Nanomedicines have been developing very rapidly and have started to play a significant role in several cancer therapeutic modalities. Early on, nanomedicine field focused on optimizing pharmacokinetics, toxicity, or biodistribution of an agent through nanoparticle formulation. In other cases, where materials science is employed more decisively, nanomedicine can include the creation of new agents that take advantage of nanoscale materials properties to enhance treatment efficacy through unique mode of action, molecular targeting, or controlled drug release. Both current and future nanomedicines will seek to contribute to the therapeutic and diagnostic landscape through creative leveraging of mechanical, electrical, optical, magnetic, and biological nanomaterial properties. In this work, we discuss how by modulating these material properties, one can design more diverse and more effective cancer interventions. We focus on six areas in cancer management, including in vitro diagnostics, clinical imaging, theranostics, combination therapy, immunotherapy, and gene therapy.

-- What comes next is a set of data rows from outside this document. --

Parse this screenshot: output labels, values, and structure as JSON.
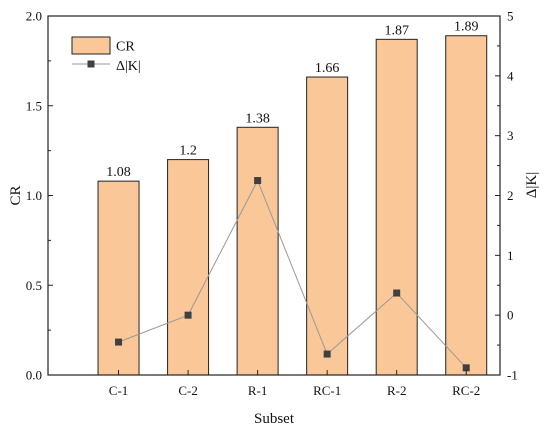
{
  "chart_data": {
    "type": "bar",
    "categories": [
      "C-1",
      "C-2",
      "R-1",
      "RC-1",
      "R-2",
      "RC-2"
    ],
    "series": [
      {
        "name": "CR",
        "type": "bar",
        "axis": "left",
        "values": [
          1.08,
          1.2,
          1.38,
          1.66,
          1.87,
          1.89
        ],
        "labels": [
          "1.08",
          "1.2",
          "1.38",
          "1.66",
          "1.87",
          "1.89"
        ],
        "color": "#fac898"
      },
      {
        "name": "Δ|K|",
        "type": "line",
        "axis": "right",
        "values": [
          -0.45,
          0.0,
          2.25,
          -0.65,
          0.37,
          -0.88
        ],
        "color": "#999999",
        "marker_color": "#404040"
      }
    ],
    "xlabel": "Subset",
    "ylabel": "CR",
    "ylabel_right": "Δ|K|",
    "ylim": [
      0,
      2.0
    ],
    "ylim_right": [
      -1,
      5
    ],
    "yticks": [
      "0.0",
      "0.5",
      "1.0",
      "1.5",
      "2.0"
    ],
    "yticks_right": [
      "-1",
      "0",
      "1",
      "2",
      "3",
      "4",
      "5"
    ],
    "legend": {
      "position": "top-left",
      "entries": [
        "CR",
        "Δ|K|"
      ]
    },
    "grid": false
  }
}
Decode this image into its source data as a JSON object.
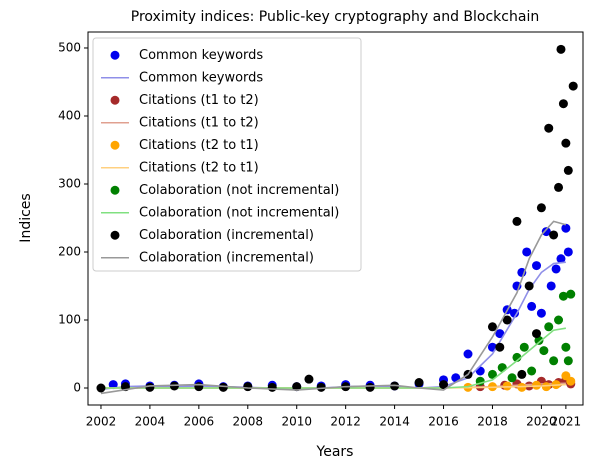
{
  "chart_data": {
    "type": "scatter",
    "title": "Proximity indices: Public-key cryptography and Blockchain",
    "x_label": "Years",
    "y_label": "Indices",
    "xlim": [
      2001.47,
      2021.7
    ],
    "ylim": [
      -25,
      523.5
    ],
    "xticks": [
      2002,
      2004,
      2006,
      2008,
      2010,
      2012,
      2014,
      2016,
      2018,
      2020,
      2021
    ],
    "yticks": [
      0,
      100,
      200,
      300,
      400,
      500
    ],
    "grid": false,
    "legend": "upper left",
    "series": [
      {
        "name": "Common keywords",
        "kind": "scatter",
        "color": "#0000ee",
        "x": [
          2002.5,
          2003,
          2004,
          2005,
          2006,
          2007,
          2008,
          2009,
          2010,
          2011,
          2012,
          2013,
          2014,
          2015,
          2016,
          2016.5,
          2017,
          2017.5,
          2018,
          2018.3,
          2018.6,
          2018.9,
          2019,
          2019.2,
          2019.4,
          2019.6,
          2019.8,
          2020,
          2020.2,
          2020.4,
          2020.6,
          2020.8,
          2021,
          2021.1
        ],
        "values": [
          5,
          6,
          3,
          4,
          6,
          2,
          3,
          4,
          2,
          3,
          5,
          4,
          3,
          6,
          12,
          15,
          50,
          25,
          60,
          80,
          115,
          110,
          150,
          170,
          200,
          120,
          180,
          110,
          230,
          150,
          175,
          190,
          235,
          200
        ]
      },
      {
        "name": "Common keywords",
        "kind": "line",
        "color": "#8f8fe8",
        "x": [
          2002,
          2003,
          2004,
          2005,
          2006,
          2007,
          2008,
          2009,
          2010,
          2011,
          2012,
          2013,
          2014,
          2015,
          2016,
          2017,
          2018,
          2019,
          2019.5,
          2020,
          2020.5,
          2021
        ],
        "values": [
          -2,
          2,
          3,
          2,
          3,
          2,
          1,
          0,
          -1,
          0,
          2,
          3,
          2,
          0,
          2,
          15,
          50,
          110,
          145,
          170,
          183,
          185
        ]
      },
      {
        "name": "Citations (t1 to t2)",
        "kind": "scatter",
        "color": "#a52a2a",
        "x": [
          2017.5,
          2018.5,
          2019,
          2019.5,
          2020,
          2020.3,
          2020.7,
          2021,
          2021.2
        ],
        "values": [
          2,
          4,
          6,
          3,
          10,
          5,
          8,
          12,
          6
        ]
      },
      {
        "name": "Citations (t1 to t2)",
        "kind": "line",
        "color": "#e0a090",
        "x": [
          2002,
          2006,
          2010,
          2014,
          2016,
          2018,
          2019,
          2020,
          2021
        ],
        "values": [
          0,
          0,
          0,
          0,
          0,
          2,
          4,
          6,
          7
        ]
      },
      {
        "name": "Citations (t2 to t1)",
        "kind": "scatter",
        "color": "#ffa500",
        "x": [
          2017,
          2018,
          2018.6,
          2019.2,
          2019.8,
          2020.2,
          2020.6,
          2021,
          2021.2
        ],
        "values": [
          1,
          2,
          3,
          1,
          4,
          2,
          5,
          18,
          10
        ]
      },
      {
        "name": "Citations (t2 to t1)",
        "kind": "line",
        "color": "#ffd080",
        "x": [
          2002,
          2006,
          2010,
          2014,
          2016,
          2018,
          2019,
          2020,
          2021
        ],
        "values": [
          0,
          0,
          0,
          0,
          0,
          1,
          2,
          3,
          5
        ]
      },
      {
        "name": "Colaboration (not incremental)",
        "kind": "scatter",
        "color": "#008000",
        "x": [
          2017.5,
          2018,
          2018.4,
          2018.8,
          2019,
          2019.3,
          2019.6,
          2019.9,
          2020.1,
          2020.3,
          2020.5,
          2020.7,
          2020.9,
          2021,
          2021.1,
          2021.2
        ],
        "values": [
          10,
          20,
          30,
          15,
          45,
          60,
          25,
          70,
          55,
          90,
          40,
          100,
          135,
          60,
          40,
          138
        ]
      },
      {
        "name": "Colaboration (not incremental)",
        "kind": "line",
        "color": "#80e080",
        "x": [
          2002,
          2006,
          2010,
          2014,
          2016,
          2017,
          2018,
          2019,
          2020,
          2020.5,
          2021
        ],
        "values": [
          0,
          0,
          0,
          0,
          0,
          2,
          12,
          40,
          70,
          85,
          88
        ]
      },
      {
        "name": "Colaboration (incremental)",
        "kind": "scatter",
        "color": "#000000",
        "x": [
          2002,
          2003,
          2004,
          2005,
          2006,
          2007,
          2008,
          2009,
          2010,
          2010.5,
          2011,
          2012,
          2013,
          2014,
          2015,
          2016,
          2017,
          2018,
          2018.3,
          2018.6,
          2019,
          2019.2,
          2019.5,
          2019.8,
          2020,
          2020.3,
          2020.5,
          2020.7,
          2020.8,
          2020.9,
          2021,
          2021.1,
          2021.3
        ],
        "values": [
          0,
          2,
          1,
          3,
          2,
          1,
          2,
          1,
          2,
          13,
          1,
          2,
          1,
          3,
          8,
          5,
          20,
          90,
          60,
          100,
          245,
          20,
          150,
          80,
          265,
          382,
          225,
          295,
          498,
          418,
          360,
          320,
          444
        ]
      },
      {
        "name": "Colaboration (incremental)",
        "kind": "line",
        "color": "#999999",
        "x": [
          2002,
          2004,
          2006,
          2008,
          2010,
          2012,
          2014,
          2015,
          2016,
          2017,
          2018,
          2019,
          2019.5,
          2020,
          2020.5,
          2021
        ],
        "values": [
          -8,
          3,
          5,
          0,
          -3,
          2,
          4,
          0,
          -3,
          20,
          75,
          140,
          190,
          225,
          245,
          240
        ]
      }
    ]
  }
}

纳米药物发展非常迅速，并开始在多种癌症治疗方式中发挥重要作用。早期，纳米医学领域专注于通过纳米颗粒制剂优化药物的药代动力学、毒性或生物分布。在其他情况下，如果更果断地采用材料科学，纳米医学可以包括利用纳米级材料特性来创建新药剂，通过独特的作用模式、分子靶向或控制药物释放来增强治疗效果。当前和未来的纳米医学都将寻求通过创造性地利用机械、电、光、磁和生物纳米材料特性来为治疗和诊断领域做出贡献。在这项工作中，我们讨论如何通过调节这些材料特性来设计更多样化、更有效的癌症干预措施。我们专注于癌症管理的六个领域，包括体外诊断、临床成像、治疗诊断、联合治疗、免疫治疗和基因治疗。